We define a block to be a maximal consecutive block of equal characters in a string. For example, the string 000110100111 consists of 6 blocks : 000, 11, 0, 1, 00 and 111.

It’s clear that two consecutive blocks have different characters, or else they wouldn’t have been maximal. As a result, any string with more than 3 blocks will not be pure, since we can pick the first character of each of the first 4 blocks and it would either be 0101 or 1010. So the resulting string should consist of at most 3 blocks.

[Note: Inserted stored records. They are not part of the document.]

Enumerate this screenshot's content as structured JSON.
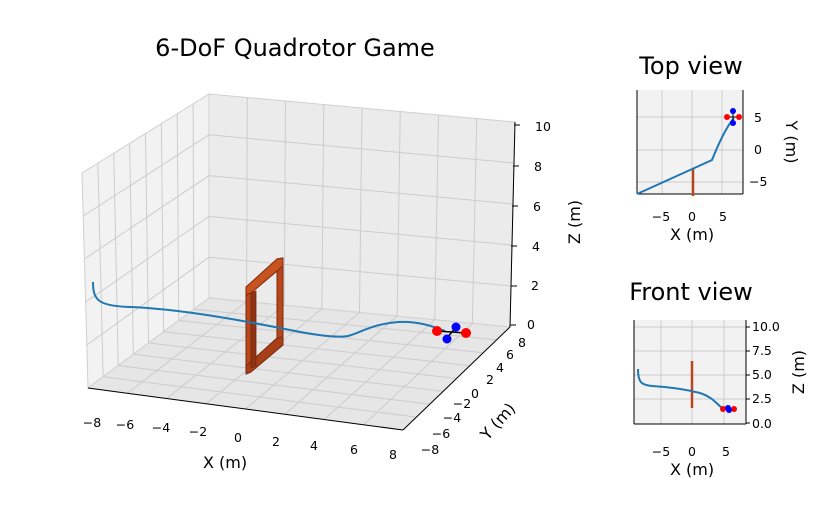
{
  "game": {
    "title": "6-DoF Quadrotor Game",
    "top_view_title": "Top view",
    "front_view_title": "Front view"
  },
  "main_view": {
    "xlabel": "X (m)",
    "ylabel": "Y (m)",
    "zlabel": "Z (m)",
    "x_ticks": [
      "−8",
      "−6",
      "−4",
      "−2",
      "0",
      "2",
      "4",
      "6",
      "8"
    ],
    "y_ticks": [
      "−8",
      "−6",
      "−4",
      "−2",
      "0",
      "2",
      "4",
      "6",
      "8"
    ],
    "z_ticks": [
      "0",
      "2",
      "4",
      "6",
      "8",
      "10"
    ]
  },
  "top_view": {
    "xlabel": "X (m)",
    "ylabel": "Y (m)",
    "x_ticks": [
      "−5",
      "0",
      "5"
    ],
    "y_ticks": [
      "5",
      "0",
      "−5"
    ]
  },
  "front_view": {
    "xlabel": "X (m)",
    "ylabel": "Z (m)",
    "x_ticks": [
      "−5",
      "0",
      "5"
    ],
    "z_ticks": [
      "10.0",
      "7.5",
      "5.0",
      "2.5",
      "0.0"
    ]
  },
  "colors": {
    "trajectory": "#1f77b4",
    "gate": "#b9471c",
    "gate_dark": "#7a2a0c",
    "rotor_front": "#ff0000",
    "rotor_side": "#0000ff",
    "pane": "#f2f2f2",
    "grid": "#cccccc"
  },
  "chart_data": {
    "type": "line",
    "series": [
      {
        "name": "",
        "x": [
          -8,
          -7.8,
          -6,
          -3,
          0,
          2,
          3.5,
          4.5,
          5.5,
          6.5
        ],
        "y": [
          -8,
          -7.5,
          -6,
          -4.5,
          -3,
          -2,
          -1,
          2,
          4,
          5
        ],
        "z": [
          2.2,
          1.4,
          1.0,
          0.8,
          0.6,
          0.5,
          0.5,
          0.5,
          0.4,
          0.3
        ]
      }
    ],
    "gate": {
      "x": 0,
      "y": [
        -8,
        -3
      ],
      "z": [
        1.5,
        5.5
      ]
    },
    "quadrotor_position": {
      "x": 6.5,
      "y": 5,
      "z": 0.2
    },
    "xlim": [
      -8,
      8
    ],
    "ylim": [
      -8,
      8
    ],
    "zlim": [
      0,
      10
    ]
  }
}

We can fix the interval of the middle block (say [L, R]) and it’s character (say 0, the case of 1 is exactly the same). Now all we have to do is to count the number of indices i such that S_i is different than the character of it’s corresponding block. So we should count the number of 0's in the intervals [1, L-1] and [R + 1, N] and the number of 1's in the interval [L, R]. We can calculate this value with partial sums. Namely, define P_i to be the number of 0's in the interval [1, i]. Then the number of 0's in an interval [A, B] will be P_B - P_{A - 1}. The number of 1's can also be calculated as (B - A + 1) - (P_B - P_{A - 1}). Thus we can calculate the number of indices that have to be deleted in O(1). Fixing the interval is O(N ^ 2) so we arrive at a final O(N ^ 2) solution.

# TIME COMPLEXITY

The time complexity is O(N ^ 2) per test case.

# SOLUTIONS:

## Setter's Solution

```
// In The Name Of The Queen
#include<bits/stdc++.h>
using namespace std;
const int N = 1005;
int q, n, P[2][N];
char S[N];
int main()
{
scanf("%d", &q);
for (; q; q --)
{
scanf("%s", &S[1]);
n = strlen(S + 1);
for (int i = 1; i <= n; i ++)
for (int w = 0; w <= 1; w ++)
P[w][i] = P[w][i - 1] + (S[i] == w + '0');
int Mn = n;
for (int w = 0; w <= 1; w ++)
for (int i = 1; i <= n; i ++)
for (int j = i; j <= n; j ++)
Mn = min(Mn, P[w][i - 1] + (j - i + 1) - (P[w][j] - P[w][i - 1]) + (P[w][n] - P[w][j]));
printf("%d\n", Mn);
memset(S, 0, sizeof(S));
memset(P, 0, sizeof(P));
}
return 0;
}
```

## Tester's Solution

```
#include <algorithm>
#include <bitset>
#include <complex>
#include <deque>
#include <exception>
#include <fstream>
#include <functional>
#include <iomanip>
#include <ios>
#include <iosfwd>
#include <iostream>
#include <istream>
#include <iterator>
#include <limits>
#include <list>
#include <locale>
#include <map>
#include <memory>
#include <new>
#include <numeric>
#include <ostream>
#include <queue>
#include <set>
#include <sstream>
#include <stack>
#include <stdexcept>
#include <streambuf>
#include <string>
#include <typeinfo>
#include <utility>
#include <valarray>
#include <vector>
#if __cplusplus >= 201103L
#include <array>
#include <atomic>
#include <chrono>
#include <condition_variable>
#include <forward_list>
#include <future>
#include <initializer_list>
#include <mutex>
#include <random>
#include <ratio>
#include <regex>
#include <scoped_allocator>
#include <system_error>
#include <thread>
#include <tuple>
#include <typeindex>
#include <type_traits>
#include <unordered_map>
#include <unordered_set>
#endif
long long gcd(long long a, long long b) {return b == 0 ? a : gcd(b, a % b);}
#define ll int
#define pb push_back
#define ld long double
#define mp make_pair
#define F first
#define S second
#define pii pair<ll,ll>
using namespace :: std;
const ll maxn=1e4+500;
ll p[maxn];
int main(){
ios_base::sync_with_stdio(0);cin.tie(0);cout.tie(0);
ll q;
cin>>q;
while(q--){
string s;
cin>>s;
ll n=(ll)s.size();
for(ll i=0;i<n;i++){
p[i+1]=p[i];
if(s[i]=='1'){
p[i+1]++;
}
}
ll mx=0;
for(ll i=0;i<n;i++){
for(ll j=i+1;j<=n;j++){
mx=max(mx,p[j]-p[i]+i-p[i]+n-j-p[n]+p[j]);
mx=max(mx,j-i-p[j]+p[i]+p[i]+p[n]-p[j]);
}
}
cout<<n-mx<<endl;
for(ll i=0;i<=n;i++)
p[i]=0;
}
}
```

Feel free to share your approach. As usual, suggestions are warmly welcomed.